The Hotel Kaiserhof, built in 1898, still stands — restored yet faded — and I’d booked us a room for the night of July 12. We check in, late afternoon, and set out to explore; cross the bridge over the Trave and enter the Old City. We visit the great two-turreted Holstentor (Holsten Gate) — emblem of Lübeck, built in 1477; Gothic Marienkirche (St. Mary’s Church) with its high brick vault — tallest in the world; and view the lay of the land from the tower of Petrikirche (St. Peter’s Church). The Hansa dairy is no longer extant. From what we’re told at the Tourist Information Center, MacDonald’s has taken its place. Lübeck, a Hanseatic port, is a stately place. Kafka came and went from here, by ferry, to Marielyst — to continue vacationing with his writer friend Ernst Weiss (and Weiss’s girlfriend) at a small resort with sandy beaches on the Danish island of Falster. Lübeck, it seems, does not remember Franz. He stayed at Hotel Kaiserhof, but there’s no commemorative wall plaque, no bronze bust on a stand in the foyer. No literary or fateful traces either. If not for his ‘private writings’, we would not know he’d been here. His intersection with the city, it seems, was evanescent, and washed away.

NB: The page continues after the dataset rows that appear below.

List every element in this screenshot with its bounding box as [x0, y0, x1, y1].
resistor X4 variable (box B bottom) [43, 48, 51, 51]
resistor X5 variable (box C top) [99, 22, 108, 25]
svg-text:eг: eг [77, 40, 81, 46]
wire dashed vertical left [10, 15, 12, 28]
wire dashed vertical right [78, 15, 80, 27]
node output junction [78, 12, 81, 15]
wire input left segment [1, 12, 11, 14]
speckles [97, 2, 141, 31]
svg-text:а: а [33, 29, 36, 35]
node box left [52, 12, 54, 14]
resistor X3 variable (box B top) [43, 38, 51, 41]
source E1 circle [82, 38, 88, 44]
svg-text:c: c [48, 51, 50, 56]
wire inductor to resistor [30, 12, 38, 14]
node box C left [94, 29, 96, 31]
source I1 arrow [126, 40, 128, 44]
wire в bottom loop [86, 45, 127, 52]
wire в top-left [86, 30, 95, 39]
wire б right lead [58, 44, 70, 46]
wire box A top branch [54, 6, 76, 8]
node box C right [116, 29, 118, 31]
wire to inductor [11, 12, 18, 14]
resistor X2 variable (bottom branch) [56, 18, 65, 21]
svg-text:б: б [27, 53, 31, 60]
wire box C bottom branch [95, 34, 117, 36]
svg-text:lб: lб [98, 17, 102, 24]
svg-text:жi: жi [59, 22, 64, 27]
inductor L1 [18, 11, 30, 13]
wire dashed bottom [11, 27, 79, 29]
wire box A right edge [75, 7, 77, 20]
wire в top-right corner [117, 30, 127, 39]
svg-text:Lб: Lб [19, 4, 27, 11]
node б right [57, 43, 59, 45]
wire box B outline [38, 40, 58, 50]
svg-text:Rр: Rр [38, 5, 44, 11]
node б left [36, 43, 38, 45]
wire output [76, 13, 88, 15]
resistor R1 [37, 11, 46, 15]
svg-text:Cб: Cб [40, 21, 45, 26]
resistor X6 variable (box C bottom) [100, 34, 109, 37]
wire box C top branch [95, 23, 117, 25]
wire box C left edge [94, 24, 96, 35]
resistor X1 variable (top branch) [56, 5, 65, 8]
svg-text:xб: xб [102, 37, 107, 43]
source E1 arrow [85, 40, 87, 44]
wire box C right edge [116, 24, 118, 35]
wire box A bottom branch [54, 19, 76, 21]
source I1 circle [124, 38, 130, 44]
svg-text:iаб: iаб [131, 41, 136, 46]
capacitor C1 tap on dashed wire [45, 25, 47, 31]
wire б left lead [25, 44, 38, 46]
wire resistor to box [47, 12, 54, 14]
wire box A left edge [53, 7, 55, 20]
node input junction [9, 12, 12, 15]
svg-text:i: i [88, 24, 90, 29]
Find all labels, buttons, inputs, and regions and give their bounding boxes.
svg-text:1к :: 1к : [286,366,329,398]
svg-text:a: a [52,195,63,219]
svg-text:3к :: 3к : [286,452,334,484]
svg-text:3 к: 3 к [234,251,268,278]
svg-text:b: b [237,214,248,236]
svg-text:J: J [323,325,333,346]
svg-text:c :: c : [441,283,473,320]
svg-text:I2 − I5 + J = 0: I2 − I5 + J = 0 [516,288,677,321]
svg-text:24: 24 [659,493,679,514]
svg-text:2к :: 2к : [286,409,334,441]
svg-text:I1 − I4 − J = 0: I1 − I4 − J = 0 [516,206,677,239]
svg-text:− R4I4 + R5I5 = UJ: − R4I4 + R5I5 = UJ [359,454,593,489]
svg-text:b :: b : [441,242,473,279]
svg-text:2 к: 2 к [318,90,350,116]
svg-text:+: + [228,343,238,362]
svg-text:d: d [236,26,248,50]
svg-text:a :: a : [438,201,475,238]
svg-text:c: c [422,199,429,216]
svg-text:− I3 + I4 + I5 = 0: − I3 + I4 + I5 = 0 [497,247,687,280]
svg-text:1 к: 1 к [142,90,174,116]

We pack up early morning, July 13. It occurs to me that this is the same day that Franz and Dora met in Müritz, 93 years ago. I’m warmed by the thought of this little convergence. It feels like a checkpoint on the course I’m on. We leave the Kaiserhof and Lübeck before the sun is up. We’re heading south to Berlin, the inland city that Kafka called the “antidote to Prague.”